I was raised in a very fortunate suburb of Philadelphia. Police officers do spontaneous seat belt checks and drunk driving checkpoints. There are fireworks hosted at the high school every 4th of July, fall festivals, Christmas tree lightings, and you’re unlikely to find an unoccupied baseball field in the Spring. We even have a shopping center dedicated to fan-favorite restaurants like Five Guys, So Fun! Yogurt, Panera Bread, and Chipotle. The point I’m trying to make is that my hometown is very sheltered. It felt like, “Everything is right here in front of you, what else could you possibly need?” I felt overwhelmed with how much cushioning there was. As nice as it is to be comfortable, I think we can agree that too much of anything is detrimental.
I have a 15 year old brother named Mbaiye. He kind of comes in and out of the house as a teenager does: goes to school, comes home for lunch, tends to the sheep, and hangs out with his friends.
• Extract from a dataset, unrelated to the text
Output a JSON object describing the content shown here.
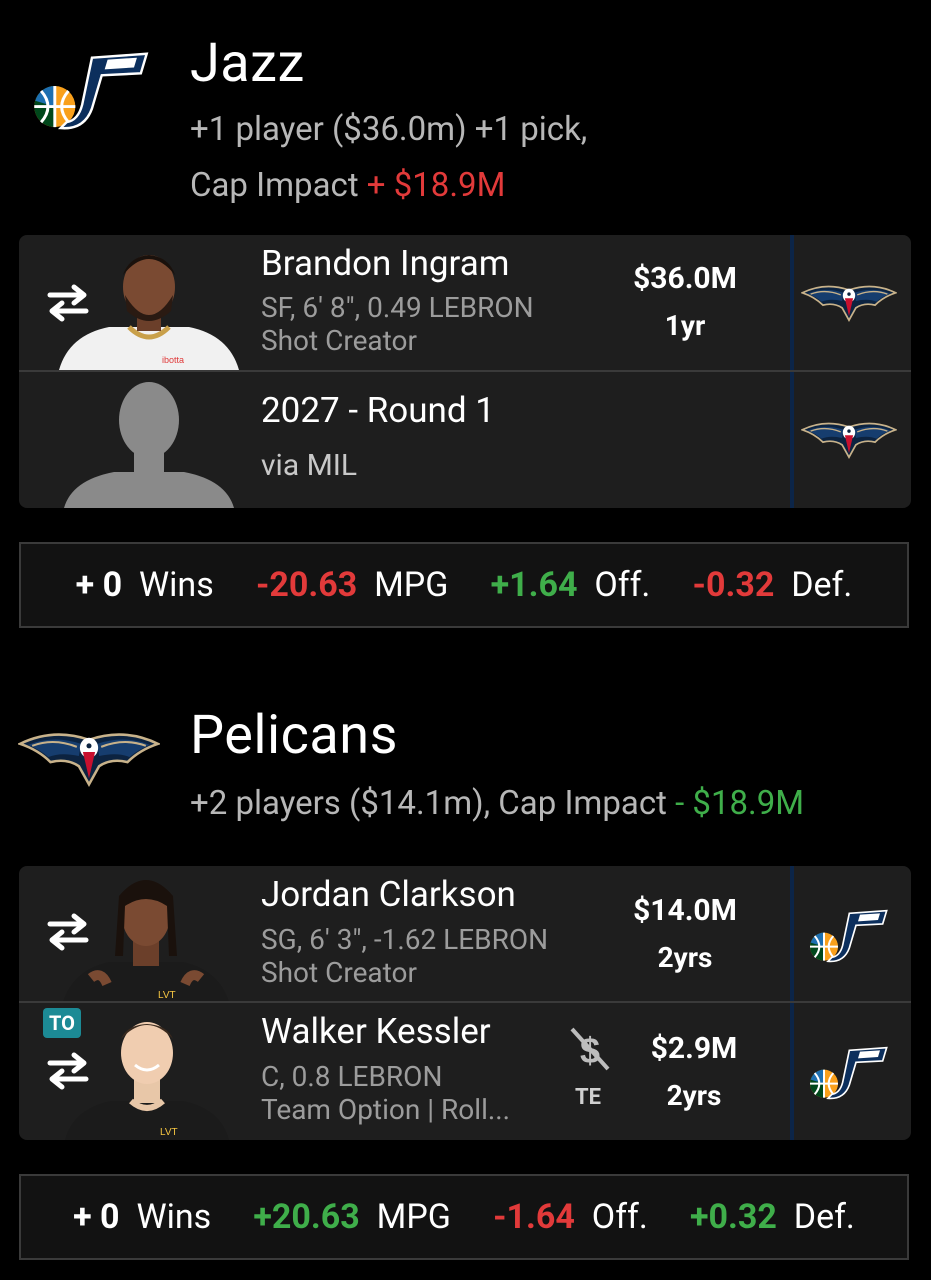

He has an older brother studying in Dakar, and a little brother named Bamba. His dad has two wives, one of which lives here and cooks the best chebujen (in my opinion). Our interactions consist mostly, if not always, only of acknowledging each other’s presence when we see each other. “Absa, nanga def?” “Mbaiye, ca va?”
My Tonton Barera is usually seen doing handiwork, fixing broken pipes or taking care of the animals. He also has a wife and four kids to provide for. He loves to talk with his friends over three rounds of ataaya every afternoon, like every other Senegalese man does. In the earlier months of my homestay, there was friction. He tried to play power games with me. As much as he wanted me to sit there for three hours and listen to conversations in Wolof, I didn’t have the patience or the taste buds. He would command rather than ask, but as time went on we learned how to meet in the middle.
I have two grandmas, one of which has always been a bit nicer than the other; her name is Heidi. Every morning around 10:30 she sits outside the local elementary school to give the kids snacks during their break between classes. She doesn’t have a husband or any kids, but she takes care of a three year old named Awa. I’ve said it before and I’ll say it again, Awa and I are the same person. I might be 18 by American standards but I’m a toddler in Senegal. Awa and I are learning Wolof at the same pace, but since I’m technically the oldest kid in a house where the class system has a significant presence, she looks to me when someone is picking on her. The three of us trust each other.
There are so many people living in my household, to dissect the relationship I have with each family member would be a book rather than a blog post. I just am realizing that with some, there simply isn’t much to say, which is fine; with others, conversation flows eventually, but with a few, nothing needs to be said at all. I’m gathering also that no matter the type of bond or connection had with another person, it derives from having some level of a mutual understanding, a type of common ground.
More than anything, I think living in the polar opposite from where I had been living for so long has given me an opportunity to think, to reflect, and to question. Considering how Senegal has scenic beauty as spotty as reliable internet connection, my thoughts and wonders have revolved around other people. My experience has been built not by what I’ve seen or done, but who I’ve seen and done things with. As true as it may be that “You become like the five people you spend the most of your time with,” it doesn’t take everyone else into account. It doesn’t account for the little brother that would walk places with you after dark, the uncle that kept coming in to check on you when you were sick, or the grandma that wished you a peaceful sleep when your mom was away. If I were to modify the statement knowing what I do now, it would be: “You are not just who you spend time with, you are a product of everything in between as well.